Heck, Eric, you have it right on the mark as far as our show goes. We have
likes and dislikes (and fortunately David and I have very different points
of view), and over the years we've developed a sense of trust in them.
That's all. We've built an audience and work with flexible methods to keep
'em listening. We make no pretense of philosophical moment like Eshun did
-- which is ironic because his jury was giving out coin, but our show puts
together themes.

>Do you honestly expect that if you got 700 pieces in the course of
>a couple weeks, you wouldn't just pick the names you were familar with, or
>ones you had heard something about and wanted to look into, the ones you
>thought might stand out from the rest of the pile?

That's a really good question, and the really good answer is: We'd change
the terms of the argument. And in fact we have done that. We got a longer
show. We now distribute some listening to people whose points of view we
know, especially for music that does not 'move' us. We seek out guests
whose music we don't understand or we dislike, which forces us to listen
anew. Yes indeed, we take recommendations as well. We're not shy to use
whatever resources we can to make our selections -- and we have screwed up
sometimes. If you've heard the cybercast, then you've heard me say things
like "I didn't give this a chance the first time and should have" or "This
presentation was bad but the music was cool." Interestingly, the names we
are familiar with may get less listening time -- unless a piece immediately
sounds different from earlier work. But it's indefensible, stark
subjectivity, no matter how virtuous our motives.

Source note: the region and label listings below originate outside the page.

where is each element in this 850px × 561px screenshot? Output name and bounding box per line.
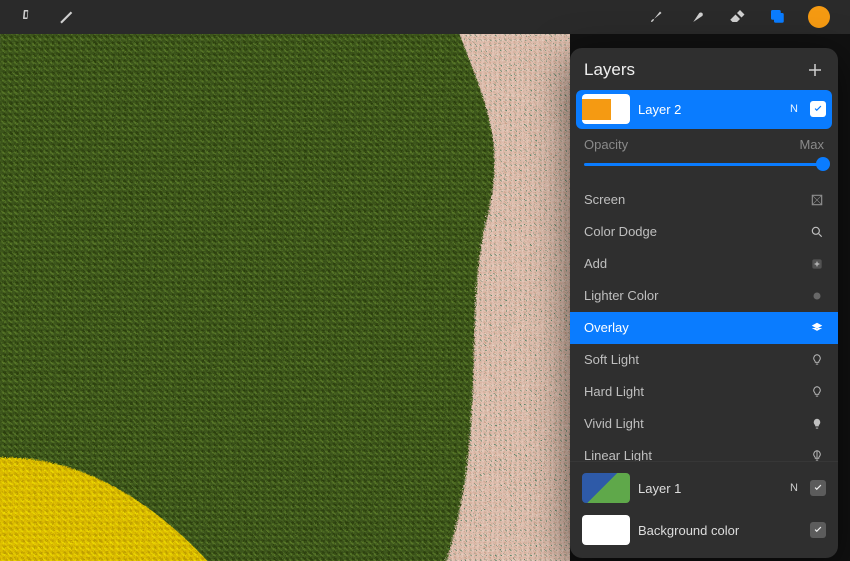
blend-mode-name: Lighter Color bbox=[584, 288, 658, 303]
color-swatch[interactable] bbox=[808, 6, 830, 28]
circle-icon bbox=[810, 289, 824, 303]
layer-thumbnail bbox=[582, 94, 630, 124]
blend-mode-name: Screen bbox=[584, 192, 625, 207]
blend-mode-row[interactable]: Screen bbox=[570, 184, 838, 216]
canvas-ruler bbox=[0, 34, 570, 48]
layers-title: Layers bbox=[584, 60, 635, 80]
app-root: Layers Layer 2 N Opacity Max Scree bbox=[0, 0, 850, 561]
layer-thumbnail bbox=[582, 473, 630, 503]
layer-row[interactable]: Background color bbox=[576, 510, 832, 550]
smudge-icon[interactable] bbox=[688, 7, 706, 28]
bulb-half-icon bbox=[810, 449, 824, 461]
bulb-on-icon bbox=[810, 417, 824, 431]
gallery-icon[interactable] bbox=[20, 7, 38, 28]
artwork bbox=[0, 34, 570, 561]
layer-visibility-checkbox[interactable] bbox=[810, 522, 826, 538]
bulb-off-icon bbox=[810, 353, 824, 367]
top-toolbar bbox=[0, 0, 850, 34]
layers-panel: Layers Layer 2 N Opacity Max Scree bbox=[570, 48, 838, 558]
blend-mode-row[interactable]: Overlay bbox=[570, 312, 838, 344]
opacity-value: Max bbox=[799, 137, 824, 152]
blend-mode-name: Linear Light bbox=[584, 448, 652, 461]
stack-icon bbox=[810, 321, 824, 335]
opacity-row: Opacity Max bbox=[570, 131, 838, 156]
layer-thumbnail bbox=[582, 515, 630, 545]
layer-row[interactable]: Layer 1 N bbox=[576, 468, 832, 508]
layer-blend-badge[interactable]: N bbox=[786, 482, 802, 494]
layer-visibility-checkbox[interactable] bbox=[810, 101, 826, 117]
eraser-icon[interactable] bbox=[728, 7, 746, 28]
blend-mode-name: Soft Light bbox=[584, 352, 639, 367]
blend-mode-row[interactable]: Linear Light bbox=[570, 440, 838, 461]
layer-name: Layer 1 bbox=[638, 481, 778, 496]
add-layer-button[interactable] bbox=[806, 61, 824, 79]
blend-mode-list[interactable]: Screen Color Dodge Add Lighter Color Overlay… bbox=[570, 184, 838, 461]
layers-below: Layer 1 N Background color bbox=[570, 461, 838, 558]
plus-square-icon bbox=[810, 257, 824, 271]
layer-name: Layer 2 bbox=[638, 102, 778, 117]
opacity-slider[interactable] bbox=[584, 156, 824, 172]
blend-mode-row[interactable]: Color Dodge bbox=[570, 216, 838, 248]
layer-name: Background color bbox=[638, 523, 778, 538]
layer-blend-badge[interactable]: N bbox=[786, 103, 802, 115]
opacity-label: Opacity bbox=[584, 137, 628, 152]
layers-panel-header: Layers bbox=[570, 48, 838, 90]
blend-mode-row[interactable]: Vivid Light bbox=[570, 408, 838, 440]
lens-icon bbox=[810, 225, 824, 239]
blend-mode-name: Add bbox=[584, 256, 607, 271]
blend-mode-name: Hard Light bbox=[584, 384, 644, 399]
blend-mode-name: Overlay bbox=[584, 320, 629, 335]
pattern-icon bbox=[810, 193, 824, 207]
brush-icon[interactable] bbox=[648, 7, 666, 28]
blend-mode-row[interactable]: Add bbox=[570, 248, 838, 280]
actions-icon[interactable] bbox=[58, 7, 76, 28]
canvas[interactable] bbox=[0, 34, 570, 561]
layer-visibility-checkbox[interactable] bbox=[810, 480, 826, 496]
layers-icon[interactable] bbox=[768, 7, 786, 28]
blend-mode-row[interactable]: Hard Light bbox=[570, 376, 838, 408]
bulb-off-icon bbox=[810, 385, 824, 399]
blend-mode-name: Vivid Light bbox=[584, 416, 644, 431]
blend-mode-name: Color Dodge bbox=[584, 224, 657, 239]
blend-mode-row[interactable]: Lighter Color bbox=[570, 280, 838, 312]
blend-mode-row[interactable]: Soft Light bbox=[570, 344, 838, 376]
layer-row-selected[interactable]: Layer 2 N bbox=[576, 90, 832, 129]
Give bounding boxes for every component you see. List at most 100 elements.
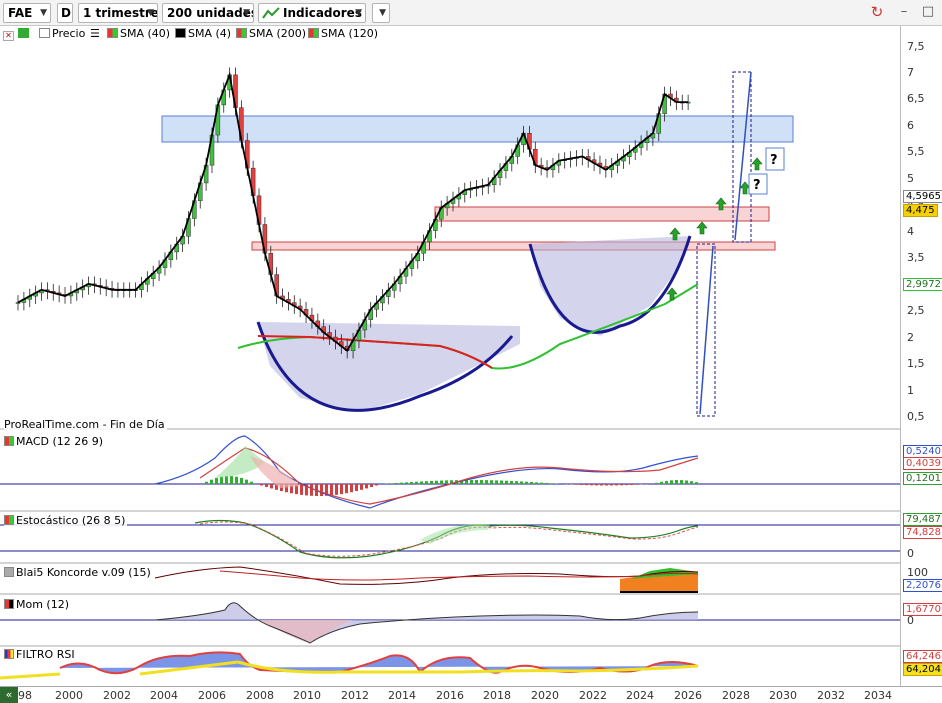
year-tick-label: 2008: [246, 689, 274, 702]
year-tick-label: 2030: [769, 689, 797, 702]
stochastic-k-line: [194, 519, 699, 559]
year-tick-label: 2014: [388, 689, 416, 702]
momentum-pane[interactable]: [0, 602, 900, 644]
macd-bar: [675, 480, 678, 484]
macd-bar: [530, 482, 533, 484]
year-tick-label: 2006: [198, 689, 226, 702]
macd-bar: [600, 484, 603, 486]
macd-bar: [595, 484, 598, 486]
macd-bar: [215, 477, 218, 484]
momentum-label[interactable]: Mom (12): [4, 598, 72, 611]
macd-bar: [370, 484, 373, 487]
rsi-label[interactable]: FILTRO RSI: [4, 648, 77, 661]
price-tick-label: 1,5: [907, 357, 925, 370]
macd-bar: [360, 484, 363, 490]
chart-area[interactable]: ? ?: [0, 26, 900, 686]
minimize-icon[interactable]: –: [893, 3, 915, 23]
stochastic-pane[interactable]: [0, 519, 900, 559]
price-pane: ? ?: [15, 67, 794, 417]
units-label: 200 unidades: [167, 6, 254, 20]
macd-bar: [365, 484, 368, 489]
price-tick-label: 5,5: [907, 145, 925, 158]
indicators-select[interactable]: Indicadores ▼: [258, 3, 366, 23]
koncorde-label[interactable]: Blai5 Koncorde v.09 (15): [4, 566, 153, 579]
year-tick-label: 2018: [483, 689, 511, 702]
macd-bar: [520, 481, 523, 484]
macd-label[interactable]: MACD (12 26 9): [4, 435, 106, 448]
macd-bar: [575, 484, 578, 485]
stochastic-label[interactable]: Estocástico (26 8 5): [4, 514, 128, 527]
arrow-up-icon: [696, 221, 708, 235]
macd-bar: [390, 483, 393, 484]
year-tick-label: 2026: [674, 689, 702, 702]
macd-bar: [375, 484, 378, 486]
macd-bar: [205, 481, 208, 484]
stochastic-k-tag: 79,487: [903, 513, 942, 526]
macd-bar: [665, 480, 668, 484]
macd-bar: [505, 480, 508, 484]
year-tick-label: 2002: [103, 689, 131, 702]
last-price-tag: 4,5965: [903, 190, 942, 203]
macd-bar: [260, 484, 263, 486]
year-tick-label: 2022: [579, 689, 607, 702]
daily-button[interactable]: D: [57, 3, 73, 23]
macd-bar: [265, 484, 268, 487]
macd-bar: [490, 480, 493, 484]
macd-bar: [500, 480, 503, 484]
macd-bar: [660, 481, 663, 484]
macd-bar: [515, 481, 518, 484]
macd-bar: [670, 480, 673, 484]
indicators-label: Indicadores: [283, 6, 362, 20]
time-axis[interactable]: « 98 2000 2002 2004 2006 2008 2010 2012 2014 2016…: [0, 686, 942, 703]
price-tick-label: 7: [907, 66, 914, 79]
arrow-up-icon: [751, 157, 763, 171]
ticker-label: FAE: [8, 6, 33, 20]
macd-bar: [410, 482, 413, 484]
macd-pane[interactable]: [0, 435, 900, 509]
year-tick-label: 2010: [293, 689, 321, 702]
macd-bar: [635, 484, 638, 485]
macd-bar: [535, 482, 538, 484]
macd-bar: [445, 480, 448, 484]
rsi-pane[interactable]: [0, 651, 699, 680]
price-axis[interactable]: 7,576,565,554,543,532,521,510,5 4,5965 4…: [900, 26, 942, 686]
ticker-select[interactable]: FAE ▼: [3, 3, 51, 23]
momentum-color-icon: [4, 599, 14, 609]
period-select[interactable]: 1 trimestre ▼: [78, 3, 158, 23]
year-tick-label: 2004: [150, 689, 178, 702]
price-tick-label: 2: [907, 331, 914, 344]
year-tick-label: 98: [18, 689, 32, 702]
macd-bar: [630, 484, 633, 485]
maximize-icon[interactable]: □: [917, 3, 939, 23]
scroll-left-button[interactable]: «: [0, 687, 18, 703]
price-tick-label: 2,5: [907, 304, 925, 317]
macd-bar: [475, 480, 478, 484]
macd-bar: [335, 484, 338, 495]
koncorde-pane[interactable]: [154, 566, 699, 593]
macd-bar: [620, 484, 623, 486]
macd-bar: [235, 476, 238, 484]
units-select[interactable]: 200 unidades ▼: [162, 3, 254, 23]
macd-bar: [415, 481, 418, 484]
macd-bar: [345, 484, 348, 494]
macd-bar: [585, 484, 588, 486]
macd-bar: [685, 480, 688, 484]
macd-bar: [640, 484, 643, 485]
refresh-icon[interactable]: ↻: [866, 3, 888, 23]
macd-bar: [525, 481, 528, 484]
stochastic-d-tag: 74,828: [903, 526, 942, 539]
macd-bar: [625, 484, 628, 486]
macd-bar: [610, 484, 613, 486]
resistance-zone[interactable]: [161, 115, 794, 143]
settings-dropdown[interactable]: ▼: [372, 3, 390, 23]
chevron-down-icon: ▼: [355, 8, 362, 18]
price-tick-label: 1: [907, 384, 914, 397]
price-tick-label: 4: [907, 225, 914, 238]
macd-bar: [330, 484, 333, 496]
macd-color-icon: [4, 436, 14, 446]
macd-bar: [695, 482, 698, 484]
year-tick-label: 2032: [817, 689, 845, 702]
macd-bar: [240, 477, 243, 484]
chevron-down-icon: ▼: [243, 8, 250, 18]
macd-bar: [550, 483, 553, 484]
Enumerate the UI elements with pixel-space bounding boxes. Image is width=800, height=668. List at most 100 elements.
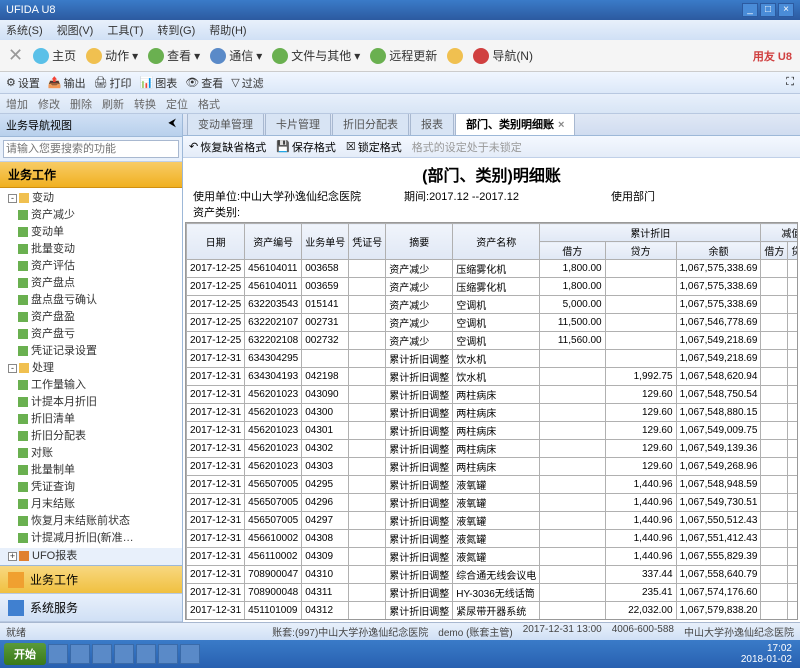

So if I were on that jury, I'd say to the powers-that-be, "The
circumstances suck. We'll need more time, more jurors, and more prizes.
Come up with a bigger purse, or we'll scrap the fancy books and receptions
so we can give more awards. We'll need two or more rounds with different
jurors. And we'll push back the announcements for six months while we fix
this situation, or we'll create worse mess for next year." It appears they
opted for the worse mess and then justifying it with grab-bag philosophy.